Icky, Sticky Spider!

Tucked into a net we built together I lay alone,
I admire the web of vivid memories that we spun.
Humming on that peaceful, hopeful wedding song
In sickness, and in health – forever didn’t last long.

All I have but recollections, is your facebook account-
But reading words of your other life is just a taunt.
That painful feeling I get when I finally spot the smile I seek,
Knowing someone else painted those roses on your cheeks.
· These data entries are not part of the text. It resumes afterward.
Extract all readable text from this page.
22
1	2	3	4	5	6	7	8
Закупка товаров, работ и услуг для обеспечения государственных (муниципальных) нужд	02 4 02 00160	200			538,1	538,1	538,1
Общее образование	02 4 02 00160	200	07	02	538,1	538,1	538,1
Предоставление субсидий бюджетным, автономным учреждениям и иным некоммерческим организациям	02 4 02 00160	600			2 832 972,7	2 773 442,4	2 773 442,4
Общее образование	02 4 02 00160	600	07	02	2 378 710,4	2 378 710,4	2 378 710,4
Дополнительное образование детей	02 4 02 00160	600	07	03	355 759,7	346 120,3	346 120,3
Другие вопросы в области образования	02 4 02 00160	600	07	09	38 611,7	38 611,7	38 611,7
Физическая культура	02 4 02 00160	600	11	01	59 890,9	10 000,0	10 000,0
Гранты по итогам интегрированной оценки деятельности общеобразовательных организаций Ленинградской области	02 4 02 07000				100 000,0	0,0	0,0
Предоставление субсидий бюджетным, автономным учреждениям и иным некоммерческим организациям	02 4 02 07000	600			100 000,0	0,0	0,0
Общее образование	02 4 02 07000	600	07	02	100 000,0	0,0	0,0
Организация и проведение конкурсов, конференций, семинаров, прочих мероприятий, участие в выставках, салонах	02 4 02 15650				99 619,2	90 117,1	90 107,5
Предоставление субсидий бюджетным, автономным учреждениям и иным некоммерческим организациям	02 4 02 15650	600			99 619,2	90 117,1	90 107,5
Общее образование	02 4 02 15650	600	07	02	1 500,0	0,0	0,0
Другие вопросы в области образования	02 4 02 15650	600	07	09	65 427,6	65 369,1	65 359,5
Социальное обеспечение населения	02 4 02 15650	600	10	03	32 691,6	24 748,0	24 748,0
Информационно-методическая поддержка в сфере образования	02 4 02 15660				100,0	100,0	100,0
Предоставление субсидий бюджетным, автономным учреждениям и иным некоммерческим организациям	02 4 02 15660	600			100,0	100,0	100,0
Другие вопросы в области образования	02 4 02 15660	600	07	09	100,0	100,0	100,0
It’s a beautiful tragedy; I could play it out in my dreams,
That first kiss, it is closer in time than it seems.
Oh remember the dances we danced, the songs we sang,
Imagine our childhood games and teenage hangs.

We were so oblivious, so reckless and innocent
Those times we were together, wherever we went.
I used to be the only one to raise you above the moon,
I believe I lost that ability way too soon.

It’s not fair of you to leave me here alone-
Just admiring the web of vivid memories we spun.
How is it possible for you to just forget?
When our threads have created this big of a net?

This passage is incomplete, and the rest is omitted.